“Sloness is a cultural revolution against the notion that faster is always better. It’s about seeking to do everything at the right speed. Savoring the hours and minutes rather than just counting them.”
~ Carl Honore, In Praise of Slowness
Slow Yoga Can Reduce Chronic Pain
Chronic pain is a growing public health problem. It is often hard to diagnose exactly the cause of the pain or how to treat it. Two patients with the same condition can present with entirely different chronic pain symptoms, the human body is still somewhat of an enigma and we are still learning.
Studies are starting to develop proving the benefits of slow, mindful movement in the field of chronic pain. Slow, mindful movement can begin to settle dysfunctional pain signals, reduce sensitization, and reorganize the nervous system. Regular slow yoga practice helps to develop a more functional and accurate connection between the body and mind so that chronic pain is reduced. An import aspect of this process is that slow movement fosters the “rest and digest” or parasympathetic nervous system response, which is helpful for reducing chronic pain.
Slow Yoga Reduces Depression
Holger Cramer, a prolific German yoga researcher, suggests that yoga can significantly ease the symptoms of depression. Cramer’s studies show the following benefits:
- Improves nervous system function
- Decreases stress hormones
- Activates attention networks
- Reduces emotional reactivity
- Reduces dysfunctional thoughts
- Enhances positive psychological characteristics
“Meditative forms of yoga are especially useful.”
– Holger Cramer
Slow Yoga Improves Digestion
There are more neurons in our gut than in either our brain or spinal cord! If you have not yet heard of the “gut-brain connection” then take the time to read the previous sentence again and let that sink in.

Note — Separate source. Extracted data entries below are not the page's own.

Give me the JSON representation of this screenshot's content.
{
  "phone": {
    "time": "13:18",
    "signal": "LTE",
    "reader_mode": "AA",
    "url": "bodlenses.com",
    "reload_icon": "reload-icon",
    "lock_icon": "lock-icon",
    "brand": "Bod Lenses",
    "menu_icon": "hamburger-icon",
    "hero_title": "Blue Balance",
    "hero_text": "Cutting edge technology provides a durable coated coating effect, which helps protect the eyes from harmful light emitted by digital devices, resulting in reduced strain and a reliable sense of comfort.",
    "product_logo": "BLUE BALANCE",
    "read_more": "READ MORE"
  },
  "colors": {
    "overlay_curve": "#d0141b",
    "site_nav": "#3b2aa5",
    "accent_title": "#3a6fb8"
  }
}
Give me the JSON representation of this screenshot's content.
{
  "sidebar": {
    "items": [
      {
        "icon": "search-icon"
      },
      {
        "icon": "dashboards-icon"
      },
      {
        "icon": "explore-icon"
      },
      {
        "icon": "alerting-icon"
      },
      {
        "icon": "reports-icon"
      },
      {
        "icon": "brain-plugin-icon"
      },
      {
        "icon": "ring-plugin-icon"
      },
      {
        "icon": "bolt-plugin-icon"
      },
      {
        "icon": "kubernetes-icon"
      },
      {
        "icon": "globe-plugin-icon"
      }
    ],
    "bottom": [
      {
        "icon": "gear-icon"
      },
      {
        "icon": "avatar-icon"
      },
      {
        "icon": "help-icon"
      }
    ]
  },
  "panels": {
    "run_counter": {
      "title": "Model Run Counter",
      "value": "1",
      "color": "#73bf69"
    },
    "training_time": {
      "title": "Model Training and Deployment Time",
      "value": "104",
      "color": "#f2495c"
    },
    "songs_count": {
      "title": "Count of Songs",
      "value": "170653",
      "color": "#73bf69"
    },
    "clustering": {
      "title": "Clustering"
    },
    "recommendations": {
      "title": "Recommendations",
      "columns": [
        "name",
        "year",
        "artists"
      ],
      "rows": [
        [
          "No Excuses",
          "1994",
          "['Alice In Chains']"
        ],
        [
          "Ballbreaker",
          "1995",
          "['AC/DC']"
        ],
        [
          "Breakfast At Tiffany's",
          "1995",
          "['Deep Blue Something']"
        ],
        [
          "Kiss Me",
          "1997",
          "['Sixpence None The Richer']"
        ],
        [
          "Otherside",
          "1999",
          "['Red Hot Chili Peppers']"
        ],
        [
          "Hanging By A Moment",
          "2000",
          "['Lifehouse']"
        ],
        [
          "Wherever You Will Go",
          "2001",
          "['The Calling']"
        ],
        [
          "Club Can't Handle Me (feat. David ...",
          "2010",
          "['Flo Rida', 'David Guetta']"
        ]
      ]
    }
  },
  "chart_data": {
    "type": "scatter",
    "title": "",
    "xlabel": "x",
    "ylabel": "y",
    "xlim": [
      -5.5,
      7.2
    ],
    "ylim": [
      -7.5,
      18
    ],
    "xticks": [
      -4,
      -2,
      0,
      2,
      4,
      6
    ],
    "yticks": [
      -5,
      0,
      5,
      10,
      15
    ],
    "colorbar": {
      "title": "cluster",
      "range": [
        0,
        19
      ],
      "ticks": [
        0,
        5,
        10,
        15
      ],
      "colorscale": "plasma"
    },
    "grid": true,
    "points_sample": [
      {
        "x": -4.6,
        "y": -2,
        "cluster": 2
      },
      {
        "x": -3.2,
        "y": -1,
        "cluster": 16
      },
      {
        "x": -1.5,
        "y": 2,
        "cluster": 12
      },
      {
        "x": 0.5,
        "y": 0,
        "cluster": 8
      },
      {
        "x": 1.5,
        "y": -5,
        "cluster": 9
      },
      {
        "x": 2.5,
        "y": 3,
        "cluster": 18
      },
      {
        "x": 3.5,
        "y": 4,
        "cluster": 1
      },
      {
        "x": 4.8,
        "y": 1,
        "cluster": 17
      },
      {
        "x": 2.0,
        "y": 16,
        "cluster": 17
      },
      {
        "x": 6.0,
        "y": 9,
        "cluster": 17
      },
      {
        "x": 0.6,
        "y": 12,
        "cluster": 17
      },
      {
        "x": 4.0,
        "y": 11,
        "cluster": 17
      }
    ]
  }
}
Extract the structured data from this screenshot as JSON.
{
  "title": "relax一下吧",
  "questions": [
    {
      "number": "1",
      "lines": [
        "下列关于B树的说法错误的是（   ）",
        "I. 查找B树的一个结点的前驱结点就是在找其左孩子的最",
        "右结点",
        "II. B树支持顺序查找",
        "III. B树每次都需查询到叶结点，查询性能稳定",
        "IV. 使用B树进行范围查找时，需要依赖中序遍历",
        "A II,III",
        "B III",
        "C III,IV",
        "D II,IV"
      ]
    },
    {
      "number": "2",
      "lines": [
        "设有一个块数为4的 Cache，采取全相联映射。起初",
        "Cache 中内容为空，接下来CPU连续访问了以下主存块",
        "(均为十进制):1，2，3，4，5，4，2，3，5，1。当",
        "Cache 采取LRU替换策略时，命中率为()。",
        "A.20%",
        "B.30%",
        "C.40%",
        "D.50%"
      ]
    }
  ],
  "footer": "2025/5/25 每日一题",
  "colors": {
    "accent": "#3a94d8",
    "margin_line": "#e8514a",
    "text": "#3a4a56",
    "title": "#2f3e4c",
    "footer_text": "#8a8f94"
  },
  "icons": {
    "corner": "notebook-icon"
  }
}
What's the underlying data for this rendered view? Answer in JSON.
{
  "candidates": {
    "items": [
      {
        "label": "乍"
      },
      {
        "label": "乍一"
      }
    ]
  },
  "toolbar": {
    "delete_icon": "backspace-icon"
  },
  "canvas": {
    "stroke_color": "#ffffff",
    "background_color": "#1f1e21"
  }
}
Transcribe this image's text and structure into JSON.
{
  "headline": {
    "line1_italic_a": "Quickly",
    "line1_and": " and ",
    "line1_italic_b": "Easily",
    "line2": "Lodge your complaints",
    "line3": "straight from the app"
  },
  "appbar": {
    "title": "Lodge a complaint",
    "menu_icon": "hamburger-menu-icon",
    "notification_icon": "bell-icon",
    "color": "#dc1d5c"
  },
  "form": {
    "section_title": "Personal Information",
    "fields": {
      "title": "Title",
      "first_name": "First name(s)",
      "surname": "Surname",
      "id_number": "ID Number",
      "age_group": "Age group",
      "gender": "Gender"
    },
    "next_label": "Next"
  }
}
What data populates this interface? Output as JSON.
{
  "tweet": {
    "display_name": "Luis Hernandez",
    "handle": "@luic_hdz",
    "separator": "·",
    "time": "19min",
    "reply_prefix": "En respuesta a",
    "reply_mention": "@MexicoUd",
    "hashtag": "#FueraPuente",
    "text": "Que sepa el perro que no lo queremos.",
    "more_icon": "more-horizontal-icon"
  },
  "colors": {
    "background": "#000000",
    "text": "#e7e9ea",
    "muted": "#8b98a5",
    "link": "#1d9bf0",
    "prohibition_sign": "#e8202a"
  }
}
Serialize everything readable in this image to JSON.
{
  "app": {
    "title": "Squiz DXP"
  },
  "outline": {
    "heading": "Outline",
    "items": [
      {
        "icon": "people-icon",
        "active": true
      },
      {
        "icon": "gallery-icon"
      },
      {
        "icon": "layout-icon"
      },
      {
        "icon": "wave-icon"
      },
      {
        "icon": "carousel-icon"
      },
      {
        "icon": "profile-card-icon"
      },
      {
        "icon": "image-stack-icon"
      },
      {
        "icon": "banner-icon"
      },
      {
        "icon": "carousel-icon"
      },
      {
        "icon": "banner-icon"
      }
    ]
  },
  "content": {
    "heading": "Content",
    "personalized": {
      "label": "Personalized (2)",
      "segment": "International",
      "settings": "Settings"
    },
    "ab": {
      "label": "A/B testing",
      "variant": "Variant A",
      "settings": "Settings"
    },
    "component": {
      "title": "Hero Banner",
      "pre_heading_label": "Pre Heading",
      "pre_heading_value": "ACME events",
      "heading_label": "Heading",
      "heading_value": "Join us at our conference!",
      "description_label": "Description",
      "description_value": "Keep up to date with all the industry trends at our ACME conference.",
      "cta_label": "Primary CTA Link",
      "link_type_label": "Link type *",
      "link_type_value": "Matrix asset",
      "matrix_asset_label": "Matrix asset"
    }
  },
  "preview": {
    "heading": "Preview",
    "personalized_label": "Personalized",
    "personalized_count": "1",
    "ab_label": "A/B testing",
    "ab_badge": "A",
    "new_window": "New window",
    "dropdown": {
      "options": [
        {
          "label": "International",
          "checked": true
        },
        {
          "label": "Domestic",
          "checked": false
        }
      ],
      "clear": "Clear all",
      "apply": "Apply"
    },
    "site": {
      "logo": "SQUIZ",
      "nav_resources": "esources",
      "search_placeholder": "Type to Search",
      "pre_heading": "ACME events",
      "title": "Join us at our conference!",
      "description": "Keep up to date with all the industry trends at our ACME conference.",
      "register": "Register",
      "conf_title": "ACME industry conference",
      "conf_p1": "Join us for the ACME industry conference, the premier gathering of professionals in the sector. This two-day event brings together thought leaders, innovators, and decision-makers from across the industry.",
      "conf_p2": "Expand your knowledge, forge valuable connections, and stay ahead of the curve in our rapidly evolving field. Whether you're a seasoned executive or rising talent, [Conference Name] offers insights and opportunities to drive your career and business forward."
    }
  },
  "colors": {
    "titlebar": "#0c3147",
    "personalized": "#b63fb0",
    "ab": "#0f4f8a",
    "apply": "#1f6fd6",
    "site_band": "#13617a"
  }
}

“The second brain informs our state of mind in other more obscure ways, as well. “A big part of our emotions are probably influenced by the nerves in our gut,” Mayer says. Butterflies in the stomach—signaling in the gut as part of our physiological stress response, Gershon says—is but one example. Although gastrointestinal (GI) turmoil can sour one’s moods, everyday emotional well-being may rely on messages from the brain below to the brain above. For example, electrical stimulation of the vagus nerve—a useful treatment for depression—may mimic these signals, Gershon says.”
–https://www.scientificamerican.com/article/gut-second-brain/
The “Rest and Digest” response of the nervous system is essential for digestion. It is a below the-level of consciousness function of the parasympathetic nervous system. Slow mindful movement can override stress signals and improve digestion.
“Rest & Digest” is a foundation for healing, reducing inflammation, detoxifying and optimizing health throughout the entire body.
Slow Yoga Can Improve Symptoms of Chronic Conditions
“We conclude that maladaptive construal of bodily sensations may lie at the heart of many contemporary maladies, and that contemplative practices may attenuate these interpretative biases, restoring a person’s sense of presence and agency in the world.”
– https://www.ncbi.nlm.nih.gov/pubmed/26106345
~ Norman Farb, researcher
Slow, mindful yoga develops “interoceptive awareness,” or the ability to more deeply understand one’s own body and it’s “messages”. Our bodies are constantly sending us signals, often long before serious issues present themselves fully. Slow yoga can help you tune into these messages and hear our body when it is “whispering to us” instead of waiting until it is “screaming”. Becoming more aware of our own physical bodies can present opportunities for us to “heal from within” or to simply make better choices for our health based on a deeper understanding.